When state governments pass needless restrictions on reproductive health care, they can be perceived as giving anti-choice extremists implicit permission to wreak havoc on abortion providers and the women they serve. Our legislators must reckon with the consequences of the laws they make, even if those repercussions are unintended.

Our Methods

For our study, we used responses from a July 2010 Feminist Majority Foundation survey of 357 abortion providers or facilities that provide abortion in 50 states to determine their experiences of anti-abortion activity. We grouped their responses and analyzed them in relation to NARAL Pro-Choice America’s 2011 grading of state laws in the United States (A, B, C, D, and F) as they relate to restrictions on contraception and abortion services.

Our analysis revealed that abortion providers in states graded C, D, or F on NARAL’s restrictiveness scale—e.g., Wisconsin (C-), Florida (D), or Texas (F)—were much more likely than providers elsewhere to be targets of harassment and minor vandalism. States with a grade of A, like Oregon and New Mexico, were less likely to be targets. Our study is silent on the relationship between incidents of violence, like homicide and arson, and state laws; in 2011, the number of such crimes was too low to qualify for our state-by-state statistical model.

Anti-Abortion Violence

Until very recently, I provided abortions in a state with an F—Pennsylvania. Whenever I arrived at the clinic in Pittsburgh, I walked a gauntlet of protesters who pleaded with me not to kill my baby or, if they knew I was a doctor, not to kill other people’s babies. But in the world of abortion provision, I am fortunate. I haven’t been the target of violent threats—not like the volunteer I know at a clinic elsewhere in Pennsylvania who was asked by a protester, “How do you prefer to die? By knife or by bullet?”
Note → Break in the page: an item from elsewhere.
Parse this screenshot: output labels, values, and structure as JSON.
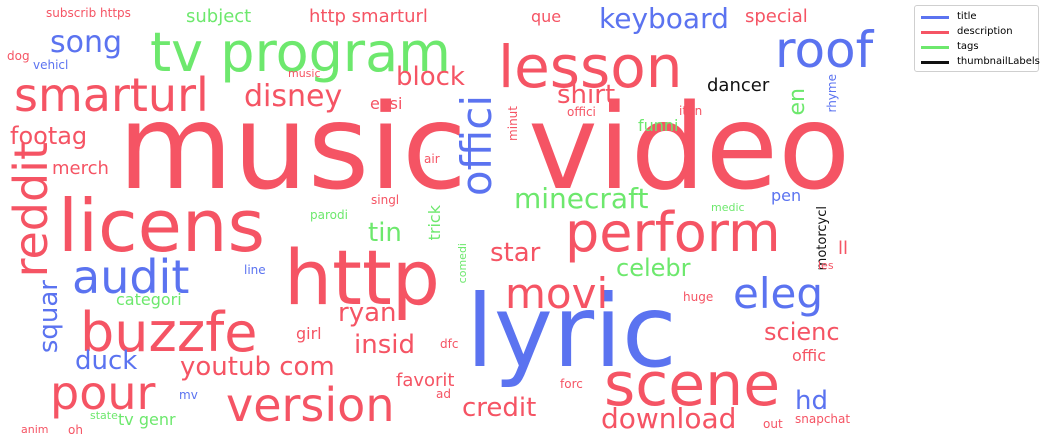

I wish I could say this kind of incident is rare in Pennsylvania (and everywhere else, for that matter). But in Pennsylvania, anti-abortion protesters who harass and intimidate patients and physicians have the implicit sanction of their state government. Through onerous restrictions that have no medical purpose, the state’s laws single out for punishment the women who need abortions. Why shouldn’t a protester follow suit?
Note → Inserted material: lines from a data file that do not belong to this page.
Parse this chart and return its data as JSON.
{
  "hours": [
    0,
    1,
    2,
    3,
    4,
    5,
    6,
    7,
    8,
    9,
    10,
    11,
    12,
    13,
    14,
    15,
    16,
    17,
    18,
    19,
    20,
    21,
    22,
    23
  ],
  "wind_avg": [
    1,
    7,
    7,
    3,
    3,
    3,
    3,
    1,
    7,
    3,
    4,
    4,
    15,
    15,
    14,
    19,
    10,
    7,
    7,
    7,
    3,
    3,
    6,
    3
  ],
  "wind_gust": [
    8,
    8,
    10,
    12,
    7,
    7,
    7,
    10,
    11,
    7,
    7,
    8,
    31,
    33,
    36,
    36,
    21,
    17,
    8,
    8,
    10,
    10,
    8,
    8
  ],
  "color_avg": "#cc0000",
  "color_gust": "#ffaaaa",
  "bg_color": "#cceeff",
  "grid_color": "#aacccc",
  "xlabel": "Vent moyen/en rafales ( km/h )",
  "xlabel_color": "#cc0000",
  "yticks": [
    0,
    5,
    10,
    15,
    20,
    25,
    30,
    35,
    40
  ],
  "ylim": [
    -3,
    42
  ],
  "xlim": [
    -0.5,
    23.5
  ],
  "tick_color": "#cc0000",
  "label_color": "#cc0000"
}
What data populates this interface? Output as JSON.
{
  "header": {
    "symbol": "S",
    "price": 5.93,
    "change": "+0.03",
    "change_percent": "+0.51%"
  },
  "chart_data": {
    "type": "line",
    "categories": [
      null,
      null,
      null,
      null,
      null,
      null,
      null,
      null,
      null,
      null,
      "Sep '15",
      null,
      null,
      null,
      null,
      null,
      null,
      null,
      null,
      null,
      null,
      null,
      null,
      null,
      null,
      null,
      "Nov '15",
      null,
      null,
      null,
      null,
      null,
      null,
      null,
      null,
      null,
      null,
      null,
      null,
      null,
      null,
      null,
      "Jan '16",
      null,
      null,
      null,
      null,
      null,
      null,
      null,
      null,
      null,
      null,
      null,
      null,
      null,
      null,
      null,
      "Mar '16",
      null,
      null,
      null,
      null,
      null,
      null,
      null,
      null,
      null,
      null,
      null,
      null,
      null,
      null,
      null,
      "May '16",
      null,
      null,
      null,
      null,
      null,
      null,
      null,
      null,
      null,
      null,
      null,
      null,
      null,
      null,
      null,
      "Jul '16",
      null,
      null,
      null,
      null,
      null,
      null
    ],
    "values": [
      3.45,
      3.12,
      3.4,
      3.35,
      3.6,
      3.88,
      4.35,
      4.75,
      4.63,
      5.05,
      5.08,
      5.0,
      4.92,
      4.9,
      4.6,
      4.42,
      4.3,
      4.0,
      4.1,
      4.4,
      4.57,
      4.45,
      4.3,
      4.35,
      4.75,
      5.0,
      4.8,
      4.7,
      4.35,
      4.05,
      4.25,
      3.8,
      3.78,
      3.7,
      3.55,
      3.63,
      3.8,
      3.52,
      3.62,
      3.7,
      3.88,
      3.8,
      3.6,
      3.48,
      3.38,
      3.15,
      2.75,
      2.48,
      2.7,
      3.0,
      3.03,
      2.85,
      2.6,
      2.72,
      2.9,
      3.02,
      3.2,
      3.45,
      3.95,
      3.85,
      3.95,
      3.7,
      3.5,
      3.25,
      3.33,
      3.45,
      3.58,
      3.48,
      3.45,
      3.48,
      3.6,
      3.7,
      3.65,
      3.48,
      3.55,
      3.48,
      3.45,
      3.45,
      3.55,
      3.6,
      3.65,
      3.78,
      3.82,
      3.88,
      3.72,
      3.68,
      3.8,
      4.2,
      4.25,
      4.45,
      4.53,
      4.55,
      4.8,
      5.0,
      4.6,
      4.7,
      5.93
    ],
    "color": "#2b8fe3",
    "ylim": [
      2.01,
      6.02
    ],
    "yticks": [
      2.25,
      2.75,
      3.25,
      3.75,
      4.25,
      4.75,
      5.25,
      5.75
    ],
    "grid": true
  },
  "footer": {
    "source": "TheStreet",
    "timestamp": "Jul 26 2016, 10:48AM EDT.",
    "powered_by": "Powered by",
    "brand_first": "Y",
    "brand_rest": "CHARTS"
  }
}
In medicine’s first study of anti-choice violence, Dr. David Grimes et al., pointed out, “… anti-abortion violence in the United States from 1977 to 1988 … was the first time in our nation’s history that health-care providers have been singled out as targets of violence in pursuit of a social agenda.” In this 1991 paper, the authors estimated that property damage caused by anti-abortion activists had already reached $7.6 million, mostly from bombings and arson.

Two years after the study’s publication, Dr. David Gunn became the first person to lose his life to an anti-choice killer. Since then, a total of eight people—four physicians and four clinic workers—have been murdered by anti-choice extremists, most recently Dr. George Tiller. Five others have been seriously injured. The violence isn’t limited to homicide. Just last year, two abortion providers were the targets of fires that authorities categorized as either arson or bombings. When a state government hinders abortion access with baseless restrictions, it adds fuel to the anti-choice fire.